全く働こうとしないそれに心の中で喝を入れて、まだ眠り気味の体を起こす。
まだ朝の五時。
寝室からは微かに寝息が聞こえる。
実紅はまだ起きてなさそう。
『シャワー浴びなきゃ…』
ゆうべ遅くまで飲んでたせいで、服もろくに着替えずそのまま寝てしまった。
投げ捨ててあったコートをハンガーにかけ、洗面所で顔を洗う。
冷たい水とシャワーの温かいお湯のおかげでいくらか目が覚めた。
まだ濡れている髪を軽くタオルで拭き取って、朝食の準備に取りかかる。
実紅も朝は食べない方だから、パンでいいかな。
『あ、おはよ。
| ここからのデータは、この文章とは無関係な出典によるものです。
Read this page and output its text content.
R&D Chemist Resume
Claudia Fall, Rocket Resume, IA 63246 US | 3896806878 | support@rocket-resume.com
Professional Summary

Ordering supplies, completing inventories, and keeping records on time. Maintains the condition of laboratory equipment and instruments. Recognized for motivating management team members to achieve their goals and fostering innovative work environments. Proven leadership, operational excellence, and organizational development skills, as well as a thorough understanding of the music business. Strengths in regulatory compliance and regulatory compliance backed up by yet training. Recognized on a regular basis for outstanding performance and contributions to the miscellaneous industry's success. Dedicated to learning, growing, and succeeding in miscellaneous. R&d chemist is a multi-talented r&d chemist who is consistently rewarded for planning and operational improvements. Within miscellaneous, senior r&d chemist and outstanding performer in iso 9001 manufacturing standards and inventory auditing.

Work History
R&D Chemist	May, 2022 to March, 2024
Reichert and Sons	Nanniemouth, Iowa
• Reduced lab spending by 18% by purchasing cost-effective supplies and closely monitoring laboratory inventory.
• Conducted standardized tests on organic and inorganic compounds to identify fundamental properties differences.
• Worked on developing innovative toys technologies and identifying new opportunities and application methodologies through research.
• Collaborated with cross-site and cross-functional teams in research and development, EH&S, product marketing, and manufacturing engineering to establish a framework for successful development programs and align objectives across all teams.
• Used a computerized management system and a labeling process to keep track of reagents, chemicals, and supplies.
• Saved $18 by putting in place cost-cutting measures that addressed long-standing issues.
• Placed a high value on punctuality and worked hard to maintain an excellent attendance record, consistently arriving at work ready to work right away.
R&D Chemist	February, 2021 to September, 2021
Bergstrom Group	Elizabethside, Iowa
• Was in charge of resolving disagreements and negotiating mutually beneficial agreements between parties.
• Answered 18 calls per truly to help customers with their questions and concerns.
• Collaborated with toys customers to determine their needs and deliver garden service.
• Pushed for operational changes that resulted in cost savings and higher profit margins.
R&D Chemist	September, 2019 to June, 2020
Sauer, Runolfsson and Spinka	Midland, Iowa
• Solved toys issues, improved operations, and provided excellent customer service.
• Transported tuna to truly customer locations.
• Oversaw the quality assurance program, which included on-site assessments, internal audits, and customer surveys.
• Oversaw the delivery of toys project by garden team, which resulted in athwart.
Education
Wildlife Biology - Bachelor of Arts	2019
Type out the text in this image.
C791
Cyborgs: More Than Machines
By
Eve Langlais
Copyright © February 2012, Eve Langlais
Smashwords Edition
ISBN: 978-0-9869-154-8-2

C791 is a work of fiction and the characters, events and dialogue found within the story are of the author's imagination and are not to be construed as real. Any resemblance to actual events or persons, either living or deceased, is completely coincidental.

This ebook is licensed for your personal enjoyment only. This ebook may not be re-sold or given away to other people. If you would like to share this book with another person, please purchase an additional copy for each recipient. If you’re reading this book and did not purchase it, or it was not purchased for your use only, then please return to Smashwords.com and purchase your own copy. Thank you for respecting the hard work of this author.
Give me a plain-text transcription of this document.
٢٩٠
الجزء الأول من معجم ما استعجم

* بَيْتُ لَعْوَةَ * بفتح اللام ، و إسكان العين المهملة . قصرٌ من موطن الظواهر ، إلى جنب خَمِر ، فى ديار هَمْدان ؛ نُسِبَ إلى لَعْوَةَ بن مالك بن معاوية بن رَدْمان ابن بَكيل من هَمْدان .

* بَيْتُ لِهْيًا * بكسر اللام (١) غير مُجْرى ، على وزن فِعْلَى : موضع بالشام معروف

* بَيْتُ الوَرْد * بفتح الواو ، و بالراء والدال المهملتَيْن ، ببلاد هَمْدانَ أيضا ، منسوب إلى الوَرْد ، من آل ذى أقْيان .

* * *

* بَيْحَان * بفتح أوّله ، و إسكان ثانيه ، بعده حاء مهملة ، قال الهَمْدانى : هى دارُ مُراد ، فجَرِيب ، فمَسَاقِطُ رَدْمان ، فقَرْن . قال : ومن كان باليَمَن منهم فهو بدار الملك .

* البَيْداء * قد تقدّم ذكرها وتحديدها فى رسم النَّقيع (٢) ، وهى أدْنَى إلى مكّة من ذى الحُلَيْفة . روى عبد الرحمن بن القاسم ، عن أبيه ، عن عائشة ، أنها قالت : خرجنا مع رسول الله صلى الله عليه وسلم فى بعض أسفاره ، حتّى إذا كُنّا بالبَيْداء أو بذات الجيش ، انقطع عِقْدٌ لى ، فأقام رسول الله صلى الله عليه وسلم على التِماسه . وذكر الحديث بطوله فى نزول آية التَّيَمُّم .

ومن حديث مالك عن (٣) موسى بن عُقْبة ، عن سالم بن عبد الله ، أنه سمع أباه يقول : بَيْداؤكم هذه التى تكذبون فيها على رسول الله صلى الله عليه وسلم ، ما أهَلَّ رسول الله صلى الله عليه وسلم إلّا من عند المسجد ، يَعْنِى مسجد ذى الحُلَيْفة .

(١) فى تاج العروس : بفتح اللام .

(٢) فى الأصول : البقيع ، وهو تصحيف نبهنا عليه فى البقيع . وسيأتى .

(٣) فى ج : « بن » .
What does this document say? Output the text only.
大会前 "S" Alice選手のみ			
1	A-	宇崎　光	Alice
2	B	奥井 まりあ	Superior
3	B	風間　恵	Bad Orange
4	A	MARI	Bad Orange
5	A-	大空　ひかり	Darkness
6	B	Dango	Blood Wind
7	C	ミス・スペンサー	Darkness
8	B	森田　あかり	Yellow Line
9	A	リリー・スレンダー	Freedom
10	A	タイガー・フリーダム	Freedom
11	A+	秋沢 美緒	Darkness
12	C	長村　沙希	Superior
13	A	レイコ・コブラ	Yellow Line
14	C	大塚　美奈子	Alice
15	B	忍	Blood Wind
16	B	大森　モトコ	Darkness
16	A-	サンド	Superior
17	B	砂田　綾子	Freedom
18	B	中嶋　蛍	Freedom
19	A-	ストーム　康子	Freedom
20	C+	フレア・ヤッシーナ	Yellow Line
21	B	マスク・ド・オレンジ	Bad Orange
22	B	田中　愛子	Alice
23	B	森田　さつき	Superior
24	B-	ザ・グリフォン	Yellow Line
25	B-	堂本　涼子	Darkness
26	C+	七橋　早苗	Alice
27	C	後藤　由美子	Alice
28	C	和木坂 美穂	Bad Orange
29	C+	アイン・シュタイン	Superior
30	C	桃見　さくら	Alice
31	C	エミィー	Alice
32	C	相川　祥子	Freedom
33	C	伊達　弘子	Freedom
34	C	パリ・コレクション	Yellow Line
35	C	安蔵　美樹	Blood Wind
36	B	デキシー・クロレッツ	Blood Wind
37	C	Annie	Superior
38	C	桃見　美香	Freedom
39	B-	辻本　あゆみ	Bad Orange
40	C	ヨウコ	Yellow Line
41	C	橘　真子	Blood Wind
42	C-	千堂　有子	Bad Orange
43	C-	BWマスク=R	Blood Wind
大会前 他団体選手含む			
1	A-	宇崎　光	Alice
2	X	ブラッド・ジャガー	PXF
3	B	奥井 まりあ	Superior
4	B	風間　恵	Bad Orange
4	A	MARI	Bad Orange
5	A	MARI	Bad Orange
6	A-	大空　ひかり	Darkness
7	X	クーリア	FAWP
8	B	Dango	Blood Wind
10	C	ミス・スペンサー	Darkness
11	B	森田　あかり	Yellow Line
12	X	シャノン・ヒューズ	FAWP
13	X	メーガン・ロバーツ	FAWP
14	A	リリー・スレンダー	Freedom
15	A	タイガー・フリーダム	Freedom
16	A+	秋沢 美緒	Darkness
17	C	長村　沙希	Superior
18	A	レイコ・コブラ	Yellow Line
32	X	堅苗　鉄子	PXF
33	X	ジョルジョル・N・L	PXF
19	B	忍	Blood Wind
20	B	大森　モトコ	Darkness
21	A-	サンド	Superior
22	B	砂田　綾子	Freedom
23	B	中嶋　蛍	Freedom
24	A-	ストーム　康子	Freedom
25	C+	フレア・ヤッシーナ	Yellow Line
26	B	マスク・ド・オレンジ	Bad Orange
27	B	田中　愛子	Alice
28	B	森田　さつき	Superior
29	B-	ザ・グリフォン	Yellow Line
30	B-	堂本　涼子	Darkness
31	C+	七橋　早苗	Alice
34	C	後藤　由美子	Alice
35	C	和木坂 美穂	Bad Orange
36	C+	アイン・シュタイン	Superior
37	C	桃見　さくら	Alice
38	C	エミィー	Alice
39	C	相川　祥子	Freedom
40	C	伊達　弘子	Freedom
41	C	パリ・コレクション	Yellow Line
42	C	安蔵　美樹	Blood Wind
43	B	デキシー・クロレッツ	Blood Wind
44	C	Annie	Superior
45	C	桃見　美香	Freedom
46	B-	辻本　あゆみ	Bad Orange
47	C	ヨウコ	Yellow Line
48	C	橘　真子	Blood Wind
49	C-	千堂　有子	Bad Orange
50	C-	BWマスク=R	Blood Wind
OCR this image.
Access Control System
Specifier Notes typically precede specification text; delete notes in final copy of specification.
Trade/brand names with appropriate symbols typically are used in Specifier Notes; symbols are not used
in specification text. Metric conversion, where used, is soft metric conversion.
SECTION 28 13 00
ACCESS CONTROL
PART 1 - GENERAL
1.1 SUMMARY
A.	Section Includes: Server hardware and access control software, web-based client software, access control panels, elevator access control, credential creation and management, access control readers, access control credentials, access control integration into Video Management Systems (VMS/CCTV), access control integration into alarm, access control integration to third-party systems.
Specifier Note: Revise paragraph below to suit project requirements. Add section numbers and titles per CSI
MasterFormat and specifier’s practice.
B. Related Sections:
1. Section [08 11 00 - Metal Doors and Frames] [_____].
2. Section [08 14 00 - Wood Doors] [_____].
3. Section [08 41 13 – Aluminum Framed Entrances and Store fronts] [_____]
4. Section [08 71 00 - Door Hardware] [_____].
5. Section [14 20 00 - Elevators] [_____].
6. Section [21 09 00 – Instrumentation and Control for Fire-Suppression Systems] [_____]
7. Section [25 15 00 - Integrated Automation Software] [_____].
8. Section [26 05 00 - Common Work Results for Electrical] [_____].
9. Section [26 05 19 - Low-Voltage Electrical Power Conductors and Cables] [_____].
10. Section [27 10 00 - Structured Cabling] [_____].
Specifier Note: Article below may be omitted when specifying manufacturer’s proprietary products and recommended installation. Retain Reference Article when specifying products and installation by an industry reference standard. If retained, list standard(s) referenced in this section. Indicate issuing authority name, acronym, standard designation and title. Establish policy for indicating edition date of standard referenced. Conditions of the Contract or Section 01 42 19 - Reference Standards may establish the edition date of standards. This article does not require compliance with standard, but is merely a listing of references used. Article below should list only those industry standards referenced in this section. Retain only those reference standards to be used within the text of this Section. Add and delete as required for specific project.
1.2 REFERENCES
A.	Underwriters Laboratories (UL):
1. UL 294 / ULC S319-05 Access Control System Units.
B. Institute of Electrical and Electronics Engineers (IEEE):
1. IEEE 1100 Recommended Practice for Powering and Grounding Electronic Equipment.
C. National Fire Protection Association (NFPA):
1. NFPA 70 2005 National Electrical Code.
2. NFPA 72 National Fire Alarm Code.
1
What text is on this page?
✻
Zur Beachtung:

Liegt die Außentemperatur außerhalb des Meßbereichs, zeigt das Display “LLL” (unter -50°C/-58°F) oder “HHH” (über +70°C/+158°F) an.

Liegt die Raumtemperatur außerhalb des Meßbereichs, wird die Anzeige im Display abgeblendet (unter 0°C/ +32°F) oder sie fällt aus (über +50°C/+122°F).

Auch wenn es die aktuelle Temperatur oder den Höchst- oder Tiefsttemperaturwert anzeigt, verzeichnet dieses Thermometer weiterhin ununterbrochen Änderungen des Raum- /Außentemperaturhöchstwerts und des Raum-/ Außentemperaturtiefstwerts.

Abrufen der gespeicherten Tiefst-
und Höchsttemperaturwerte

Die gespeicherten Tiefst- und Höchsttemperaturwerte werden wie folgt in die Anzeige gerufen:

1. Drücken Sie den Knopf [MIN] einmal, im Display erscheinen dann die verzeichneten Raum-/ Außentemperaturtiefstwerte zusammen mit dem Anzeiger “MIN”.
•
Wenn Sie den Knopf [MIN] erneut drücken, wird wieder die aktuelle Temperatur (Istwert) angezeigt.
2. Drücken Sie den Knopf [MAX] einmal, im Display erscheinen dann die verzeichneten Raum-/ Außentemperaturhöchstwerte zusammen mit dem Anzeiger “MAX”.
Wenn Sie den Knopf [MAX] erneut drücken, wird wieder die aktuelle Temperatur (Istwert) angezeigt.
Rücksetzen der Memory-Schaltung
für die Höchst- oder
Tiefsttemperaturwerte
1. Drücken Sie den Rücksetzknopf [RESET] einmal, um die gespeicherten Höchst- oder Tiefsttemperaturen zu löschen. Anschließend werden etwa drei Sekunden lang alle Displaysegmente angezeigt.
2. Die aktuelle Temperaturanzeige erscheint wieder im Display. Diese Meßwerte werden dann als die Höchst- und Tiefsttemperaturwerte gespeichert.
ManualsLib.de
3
ごめんね。うるさくて』
「ううん、おかげで目覚めたから大丈夫。
十分くらいシャワー借りるね」
『時間なんて気にしなくていいよ。
お風呂沸かそうか?』
「大丈夫。シャワー浴びれるだけでも充分だから」
『そっか。朝食トーストでもいい?』
「なんでもいいよー」
まだ目が開ききっていない実紅を見送って、あれこれ冷蔵庫の中を漁る。
目に入ったコーンスープをかき混ぜながら、食パンをオーブントースターにセットする。
朝食は食べる気が起きないから用意も大変だ。
「わあ、美味しそう!」
『なに一つ私が作ったわけじゃないけどね。
ていうかもう終わったの?』
「匂いにつられて早めに出てきた」
『ふふっ、食べるの好きだもんね』
「美味しいもの食べるのが一番のストレス解消になるんですうー」
トーストをお皿に乗せて目の前に置くと目を輝かせる実紅に、思わず笑う。
反応が可愛い。
「いただきます!」
『いただきます』
トーストもヨーグルトもコーンスープも。
美味しそうに食べる実紅を見たら、いつもは湧かない食欲も朝から湧いてくる。
こういうところが、実紅の持つ力。
『ん、そうだ、これ』
「ん?あ!ごめん、昨日もしかして払ってくれた?
起こしてくれれば払ったのに…」
『いいよ。潰させた私にも非はあるし。
じゃあ、今度また連れてってくれたら嬉しい』
「もう絶対連れてく。なんなら今日行こうか?」
『いつでもいいよ』
取り出したレシートを見てそう言い出した実紅。
バレちゃった。
まあでもこれはこれで変に気を遣わなくていいか。
『でさ、』
不器用な文字に、また胸が高鳴った。